Серёжа вносит поднос с кефиром. Он уже сказал мне всё, что хотел, ему здесь больше неинтересно. Аппетита нет – глаза видят алюминиевую миску, но слюна засыхает во рту. Я отдаю кашу Камушкину, завтракаю кефиром.

Давно, когда я был ростом с линейку, тётка Аня говорила: «В двадцатом он всё-таки нашёл Михаила. Нашёл и убил. Ты спросишь: откуда я это знаю? – так вот, он просто не позволил бы сделать это кому-то постороннему».

Авва стоит перед медсестрой, покачиваясь, сцепив за спиной руки. Он вылизал миску и мается в ожидании папиросы. От Аввы устают глаза – его сцепленные пальцы пляшут некрасиво, по-паучьи. Медсестра идёт между коек – раздаёт курево. Халатик трещит на её груди. Глаза устали. Я ничего не жду.

– Что валяешься? – Веки снова пропускают свет – надо мной колышется тело сестрички. – Куришь?

– Кончились.

– Ясно.

Она достаёт из кармана халата пачку сигарет. Я прикуриваю из её рук. В гортани сухо, и нет звуков для благодарности.

Поворот головы – по серому стеклу семенят пузатые капли.
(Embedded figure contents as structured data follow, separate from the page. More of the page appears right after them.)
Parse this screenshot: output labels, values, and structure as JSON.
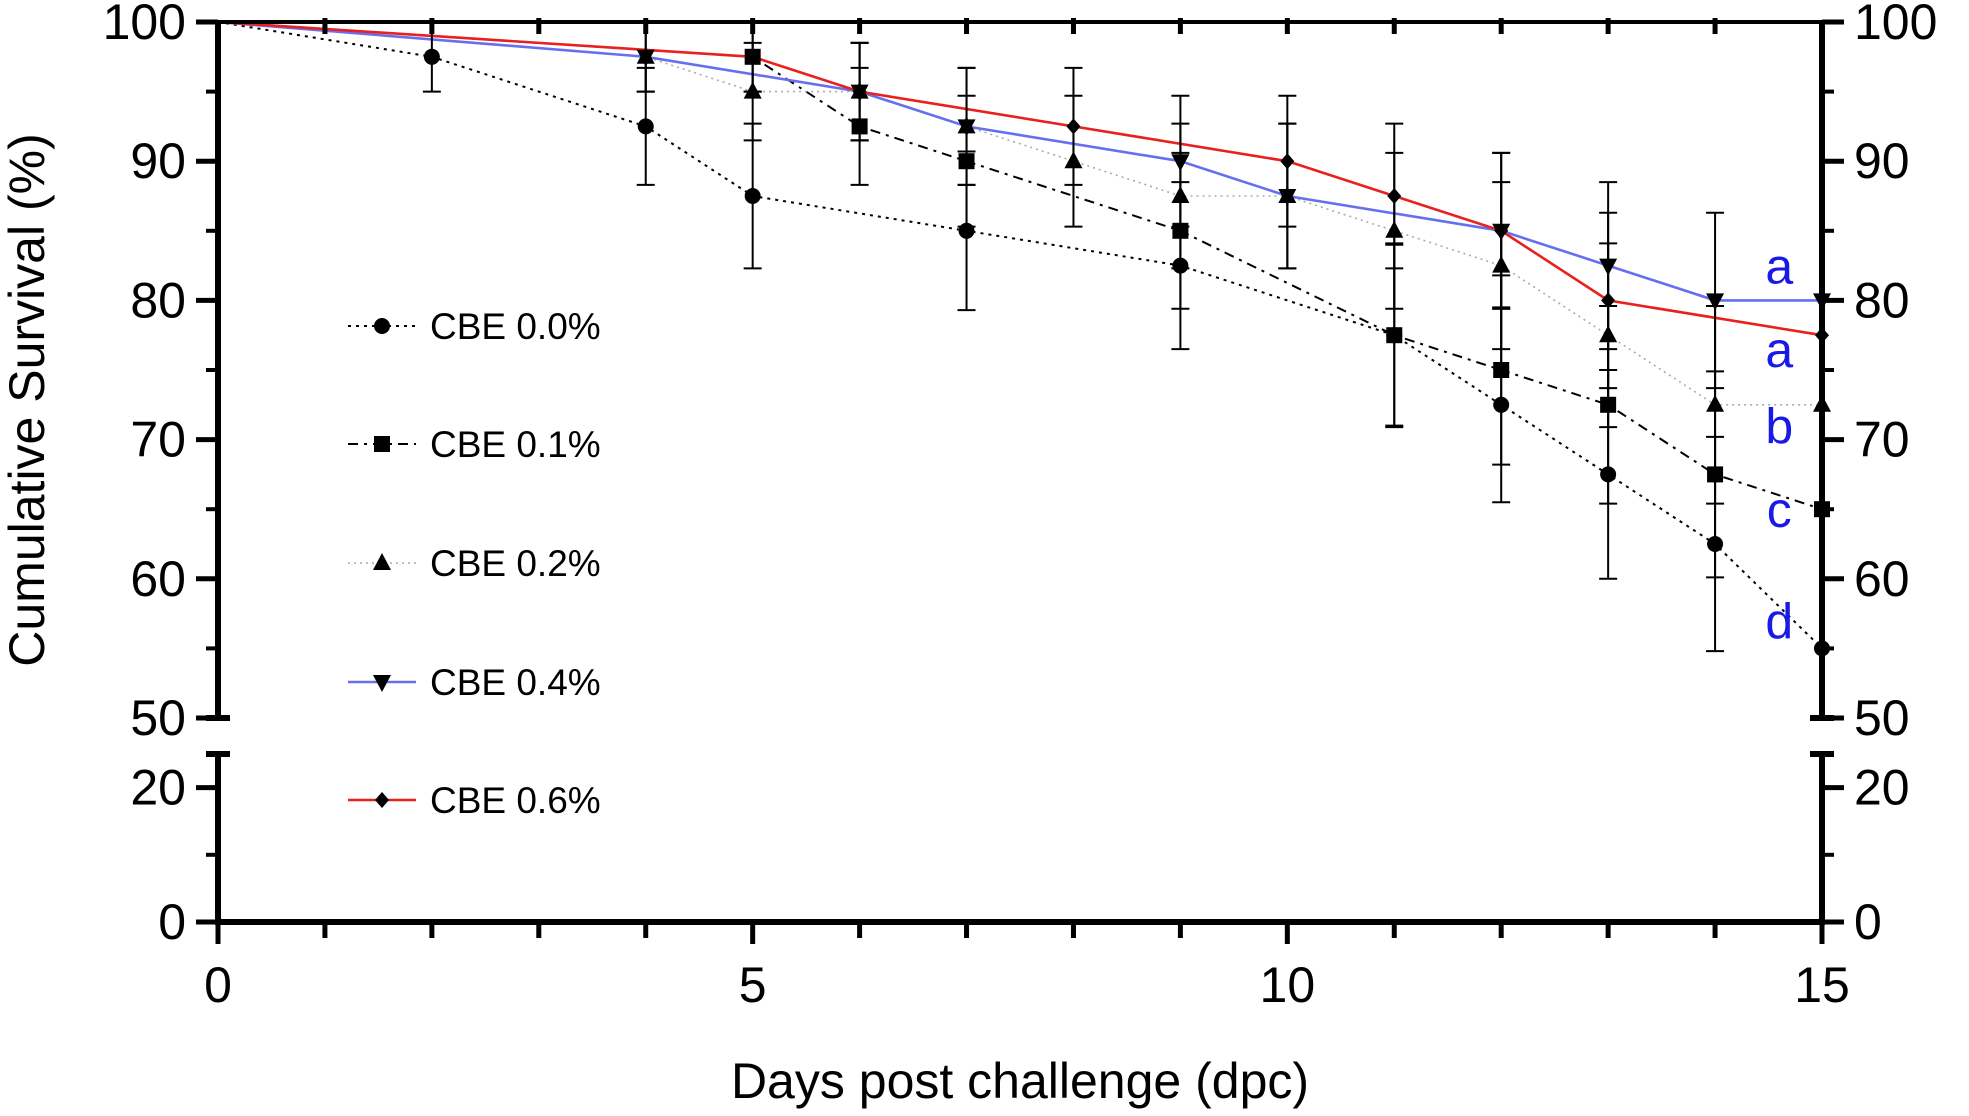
{
  "chart_data": {
    "type": "line",
    "title": "",
    "xlabel": "Days post challenge (dpc)",
    "ylabel": "Cumulative Survival (%)",
    "xlim": [
      0,
      15
    ],
    "ylim_lower": [
      0,
      25
    ],
    "ylim_upper": [
      50,
      100
    ],
    "x_ticks": [
      "0",
      "5",
      "10",
      "15"
    ],
    "y_ticks_upper": [
      "100",
      "90",
      "80",
      "70",
      "60",
      "50"
    ],
    "y_ticks_lower": [
      "20",
      "0"
    ],
    "y_ticks_right_upper": [
      "100",
      "90",
      "80",
      "70",
      "60",
      "50"
    ],
    "y_ticks_right_lower": [
      "20",
      "0"
    ],
    "series": [
      {
        "name": "CBE 0.0%",
        "marker": "circle",
        "line_style": "dotted",
        "color": "#000000",
        "x": [
          0,
          2,
          4,
          5,
          7,
          9,
          11,
          12,
          13,
          14,
          15
        ],
        "values": [
          100,
          97.5,
          92.5,
          87.5,
          85,
          82.5,
          77.5,
          72.5,
          67.5,
          62.5,
          55
        ],
        "errors": [
          0,
          2.5,
          4.2,
          5.2,
          5.7,
          6,
          6.6,
          7,
          7.5,
          7.7,
          0
        ]
      },
      {
        "name": "CBE 0.1%",
        "marker": "square",
        "line_style": "dashdot",
        "color": "#000000",
        "x": [
          0,
          5,
          6,
          7,
          9,
          11,
          12,
          13,
          14,
          15
        ],
        "values": [
          100,
          97.5,
          92.5,
          90,
          85,
          77.5,
          75,
          72.5,
          67.5,
          65
        ],
        "errors": [
          0,
          2.5,
          4.2,
          4.7,
          5.6,
          6.5,
          6.8,
          7.1,
          7.4,
          0
        ]
      },
      {
        "name": "CBE 0.2%",
        "marker": "triangle-up",
        "line_style": "dotted-light",
        "color": "#aaaaaa",
        "x": [
          0,
          4,
          5,
          6,
          7,
          8,
          9,
          10,
          11,
          12,
          13,
          14,
          15
        ],
        "values": [
          100,
          97.5,
          95,
          95,
          92.5,
          90,
          87.5,
          87.5,
          85,
          82.5,
          77.5,
          72.5,
          72.5
        ],
        "errors": [
          0,
          2.5,
          3.5,
          3.5,
          4.2,
          4.7,
          5.2,
          5.2,
          5.6,
          6,
          6.6,
          7.1,
          0
        ]
      },
      {
        "name": "CBE 0.4%",
        "marker": "triangle-down",
        "line_style": "solid",
        "color": "#6670ee",
        "x": [
          0,
          4,
          6,
          7,
          9,
          10,
          12,
          13,
          14,
          15
        ],
        "values": [
          100,
          97.5,
          95,
          92.5,
          90,
          87.5,
          85,
          82.5,
          80,
          80
        ],
        "errors": [
          0,
          2.5,
          3.5,
          4.2,
          4.7,
          5.2,
          5.6,
          6,
          6.3,
          0
        ]
      },
      {
        "name": "CBE 0.6%",
        "marker": "diamond",
        "line_style": "solid",
        "color": "#e8201e",
        "x": [
          0,
          5,
          6,
          8,
          10,
          11,
          12,
          13,
          15
        ],
        "values": [
          100,
          97.5,
          95,
          92.5,
          90,
          87.5,
          85,
          80,
          77.5
        ],
        "errors": [
          0,
          2.5,
          3.5,
          4.2,
          4.7,
          5.2,
          5.6,
          6.3,
          0
        ]
      }
    ],
    "annotations": [
      {
        "text": "a",
        "x": 14.6,
        "y": 82.5,
        "color": "#1a1ae6"
      },
      {
        "text": "a",
        "x": 14.6,
        "y": 76.5,
        "color": "#1a1ae6"
      },
      {
        "text": "b",
        "x": 14.6,
        "y": 71,
        "color": "#1a1ae6"
      },
      {
        "text": "c",
        "x": 14.6,
        "y": 65,
        "color": "#1a1ae6"
      },
      {
        "text": "d",
        "x": 14.6,
        "y": 57,
        "color": "#1a1ae6"
      }
    ],
    "legend_position": "left"
  }
}
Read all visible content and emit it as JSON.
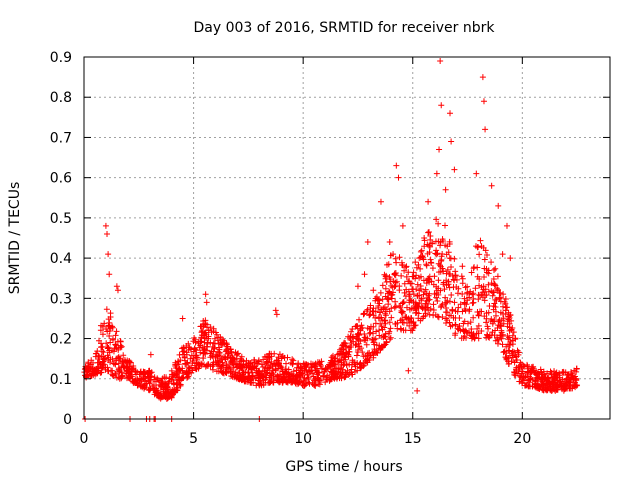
{
  "chart_data": {
    "type": "scatter",
    "title": "Day 003 of 2016, SRMTID for receiver nbrk",
    "xlabel": "GPS time / hours",
    "ylabel": "SRMTID / TECUs",
    "xlim": [
      0,
      24
    ],
    "ylim": [
      0,
      0.9
    ],
    "xticks": [
      0,
      5,
      10,
      15,
      20
    ],
    "xtick_labels": [
      "0",
      "5",
      "10",
      "15",
      "20"
    ],
    "yticks": [
      0,
      0.1,
      0.2,
      0.3,
      0.4,
      0.5,
      0.6,
      0.7,
      0.8,
      0.9
    ],
    "ytick_labels": [
      "0",
      "0.1",
      "0.2",
      "0.3",
      "0.4",
      "0.5",
      "0.6",
      "0.7",
      "0.8",
      "0.9"
    ],
    "grid": true,
    "marker": "+",
    "color": "#ff0000",
    "envelope": [
      [
        0.0,
        0.1,
        0.14
      ],
      [
        0.5,
        0.11,
        0.15
      ],
      [
        1.0,
        0.12,
        0.3
      ],
      [
        1.5,
        0.1,
        0.22
      ],
      [
        2.0,
        0.1,
        0.15
      ],
      [
        2.5,
        0.08,
        0.12
      ],
      [
        3.0,
        0.07,
        0.12
      ],
      [
        3.5,
        0.05,
        0.1
      ],
      [
        4.0,
        0.05,
        0.12
      ],
      [
        4.5,
        0.09,
        0.18
      ],
      [
        5.0,
        0.12,
        0.2
      ],
      [
        5.5,
        0.13,
        0.25
      ],
      [
        6.0,
        0.12,
        0.22
      ],
      [
        6.5,
        0.11,
        0.19
      ],
      [
        7.0,
        0.1,
        0.17
      ],
      [
        7.5,
        0.09,
        0.15
      ],
      [
        8.0,
        0.08,
        0.15
      ],
      [
        8.5,
        0.09,
        0.17
      ],
      [
        9.0,
        0.09,
        0.16
      ],
      [
        9.5,
        0.09,
        0.15
      ],
      [
        10.0,
        0.08,
        0.14
      ],
      [
        10.5,
        0.08,
        0.14
      ],
      [
        11.0,
        0.09,
        0.15
      ],
      [
        11.5,
        0.1,
        0.16
      ],
      [
        12.0,
        0.1,
        0.2
      ],
      [
        12.5,
        0.12,
        0.25
      ],
      [
        13.0,
        0.14,
        0.28
      ],
      [
        13.5,
        0.17,
        0.32
      ],
      [
        14.0,
        0.2,
        0.42
      ],
      [
        14.5,
        0.22,
        0.4
      ],
      [
        15.0,
        0.22,
        0.38
      ],
      [
        15.5,
        0.25,
        0.45
      ],
      [
        16.0,
        0.25,
        0.5
      ],
      [
        16.5,
        0.24,
        0.48
      ],
      [
        17.0,
        0.2,
        0.4
      ],
      [
        17.5,
        0.2,
        0.38
      ],
      [
        18.0,
        0.2,
        0.45
      ],
      [
        18.5,
        0.2,
        0.42
      ],
      [
        19.0,
        0.18,
        0.35
      ],
      [
        19.5,
        0.12,
        0.25
      ],
      [
        20.0,
        0.08,
        0.14
      ],
      [
        20.5,
        0.08,
        0.13
      ],
      [
        21.0,
        0.07,
        0.12
      ],
      [
        21.5,
        0.07,
        0.12
      ],
      [
        22.0,
        0.07,
        0.12
      ],
      [
        22.5,
        0.08,
        0.13
      ]
    ],
    "peaks": [
      [
        1.0,
        0.48
      ],
      [
        1.05,
        0.46
      ],
      [
        1.1,
        0.41
      ],
      [
        1.15,
        0.36
      ],
      [
        1.5,
        0.33
      ],
      [
        1.55,
        0.32
      ],
      [
        3.05,
        0.16
      ],
      [
        4.5,
        0.25
      ],
      [
        5.55,
        0.31
      ],
      [
        5.6,
        0.29
      ],
      [
        8.75,
        0.27
      ],
      [
        8.8,
        0.26
      ],
      [
        12.5,
        0.33
      ],
      [
        12.8,
        0.36
      ],
      [
        12.95,
        0.44
      ],
      [
        13.2,
        0.32
      ],
      [
        13.55,
        0.54
      ],
      [
        13.95,
        0.44
      ],
      [
        14.25,
        0.63
      ],
      [
        14.35,
        0.6
      ],
      [
        14.55,
        0.48
      ],
      [
        15.7,
        0.54
      ],
      [
        16.1,
        0.61
      ],
      [
        16.2,
        0.67
      ],
      [
        16.25,
        0.89
      ],
      [
        16.3,
        0.78
      ],
      [
        16.5,
        0.57
      ],
      [
        16.7,
        0.76
      ],
      [
        16.75,
        0.69
      ],
      [
        16.9,
        0.62
      ],
      [
        17.9,
        0.61
      ],
      [
        18.2,
        0.85
      ],
      [
        18.25,
        0.79
      ],
      [
        18.3,
        0.72
      ],
      [
        18.6,
        0.58
      ],
      [
        18.9,
        0.53
      ],
      [
        19.1,
        0.41
      ],
      [
        19.3,
        0.48
      ],
      [
        19.45,
        0.4
      ],
      [
        14.8,
        0.12
      ],
      [
        15.2,
        0.07
      ]
    ],
    "zero_points": [
      0.05,
      2.1,
      2.85,
      3.0,
      3.2,
      3.25,
      4.0,
      8.0
    ]
  }
}
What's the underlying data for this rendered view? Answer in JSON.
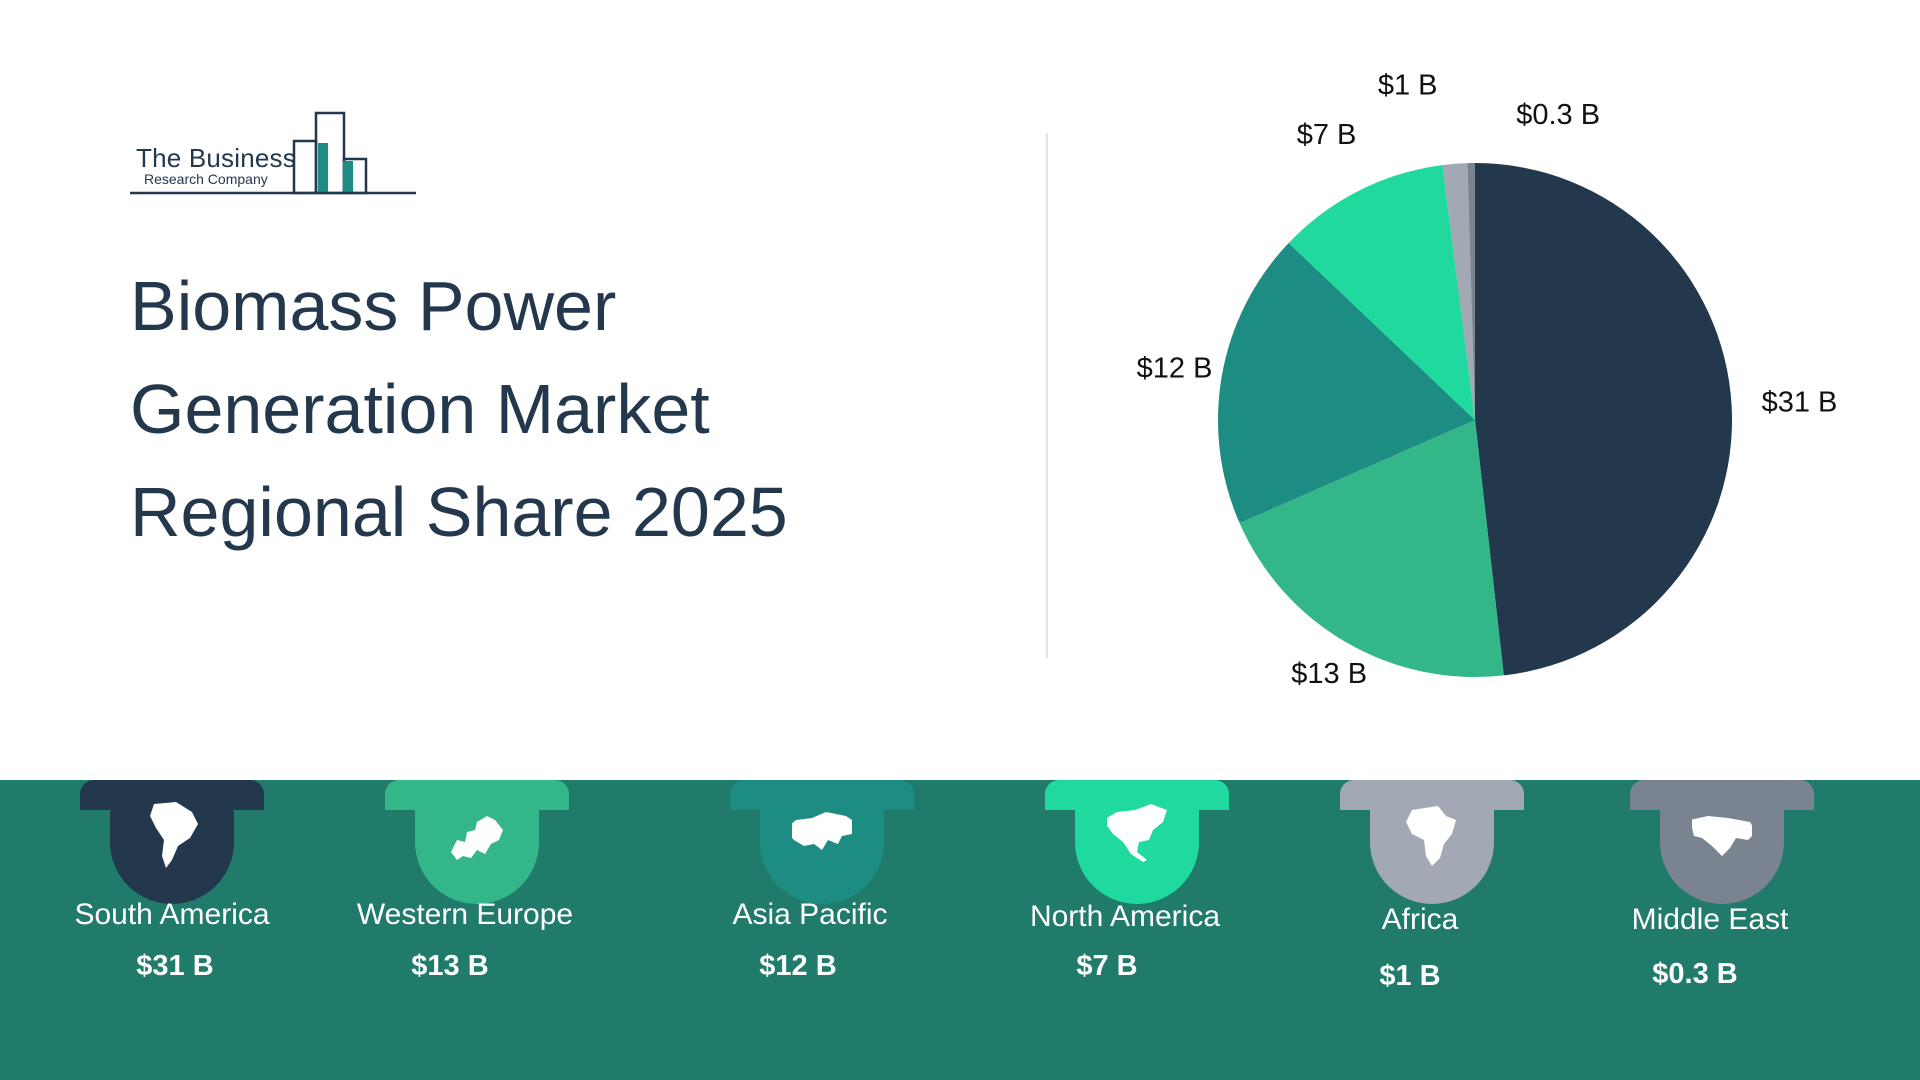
{
  "logo": {
    "name": "The Business",
    "sub": "Research Company"
  },
  "title_lines": [
    "Biomass Power",
    "Generation Market",
    "Regional Share 2025"
  ],
  "colors": {
    "band": "#217b6b",
    "title": "#23374d"
  },
  "chart_data": {
    "type": "pie",
    "title": "Biomass Power Generation Market Regional Share 2025",
    "unit": "$ B",
    "slices": [
      {
        "label": "South America",
        "value": 31,
        "display": "$31 B",
        "color": "#23374d"
      },
      {
        "label": "Western Europe",
        "value": 13,
        "display": "$13 B",
        "color": "#34b788"
      },
      {
        "label": "Asia Pacific",
        "value": 12,
        "display": "$12 B",
        "color": "#1d8c83"
      },
      {
        "label": "North America",
        "value": 7,
        "display": "$7 B",
        "color": "#20d99f"
      },
      {
        "label": "Africa",
        "value": 1,
        "display": "$1 B",
        "color": "#a3a9b4"
      },
      {
        "label": "Middle East",
        "value": 0.3,
        "display": "$0.3 B",
        "color": "#7a8491"
      }
    ]
  },
  "regions": [
    {
      "name": "South America",
      "value": "$31 B",
      "color": "#23374d",
      "icon": "south-america-map-icon"
    },
    {
      "name": "Western Europe",
      "value": "$13 B",
      "color": "#34b788",
      "icon": "europe-map-icon"
    },
    {
      "name": "Asia Pacific",
      "value": "$12 B",
      "color": "#1d8c83",
      "icon": "asia-map-icon"
    },
    {
      "name": "North America",
      "value": "$7 B",
      "color": "#20d99f",
      "icon": "north-america-map-icon"
    },
    {
      "name": "Africa",
      "value": "$1 B",
      "color": "#a3a9b4",
      "icon": "africa-map-icon"
    },
    {
      "name": "Middle East",
      "value": "$0.3 B",
      "color": "#7a8491",
      "icon": "middle-east-map-icon"
    }
  ]
}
Странно, что влага и гниль – пир органической силы – это и есть смерть, а небытие кристаллов и камней – просто вечность.

Дежурная медсестра вносит ящик с лекарствами: каждой твари – лепёшка из своей ячейки, каждой – склянка с водой для запивки.

Я говорил, как щенок. Мы не понимали друг друга.

– Но ведь это чушь. К тебе никто не может приходить, тогда бы я тоже слышал…

– Ты не можешь слышать. – Губы деда твёрды, как створки раковины. – Этот шрам не из твоей памяти.

– Чушь! Твой брат умер сорок шесть лет назад.

– Ты думаешь – я сошёл с ума? – Он говорил совершенно спокойно. – Я помню, какой нынче год. Я помню всё так хорошо, что память стала сильнее меня.

– Так, значит, это правда…

– А?..

– …что ты… что это ты… сам…

Есть новое развлечение для глаз: в палату заходит покурить всеобщий любимец – кроткий Вова Вязанкин. Полвека живёт он на свете, последние двадцать лет – здесь, на Пряжке. Вова – хранитель удивительных знаний, он постигает мир безумием. Вот жемчуг из его кладезя: электричество – это мягкий английский свет, застенчивость – это чувство, когда от тела отделяются булочки. Есть версия его сумасшествия: когда-то давно он был капитаном, скакал на лошади, и вдруг лошадь под ним стала белая… И ещё есть тайна, которую знают лишь достойные (всё отделение): в его мочевом пузыре живут золотые рыбки, они питаются смехом хозяина.

Вязанкин стоит посредине палаты, на крашеные половицы летит пепел с его папиросы.

– Что ж ты делаешь, голова соломенная?! – хрипит Камушкин. – Пошёл сорить в гальюн!

Вова робко пятится к двери – мусор осеннего мира смирен и безропотен. К нему подходит глухонемой мальчик, клянча окурок, он трясёт у рта двумя пальцами, похожими на мускулистых жёлтых гусениц, и верещит:

– Дык-к, дык-к, ды-ык-к… уы…

– Журавли курлычут, – говорит Вязанкин. Лицо его светится, как матовая медуза.

Ночь. От голоса в душе бессонно и муторно.

– Старуха врёт. Она не может смириться, что Зотовы никогда не жили стаей. Она думает, что это от злобы друг к другу, а не оттого, что в каждом просто хватало сил выживать в одиночку. – Дед даже не был раздражён. – Анна врёт… В следующий раз она тебе скажет, что та война вообще была развязана лишь затем, чтобы один брат убил другого.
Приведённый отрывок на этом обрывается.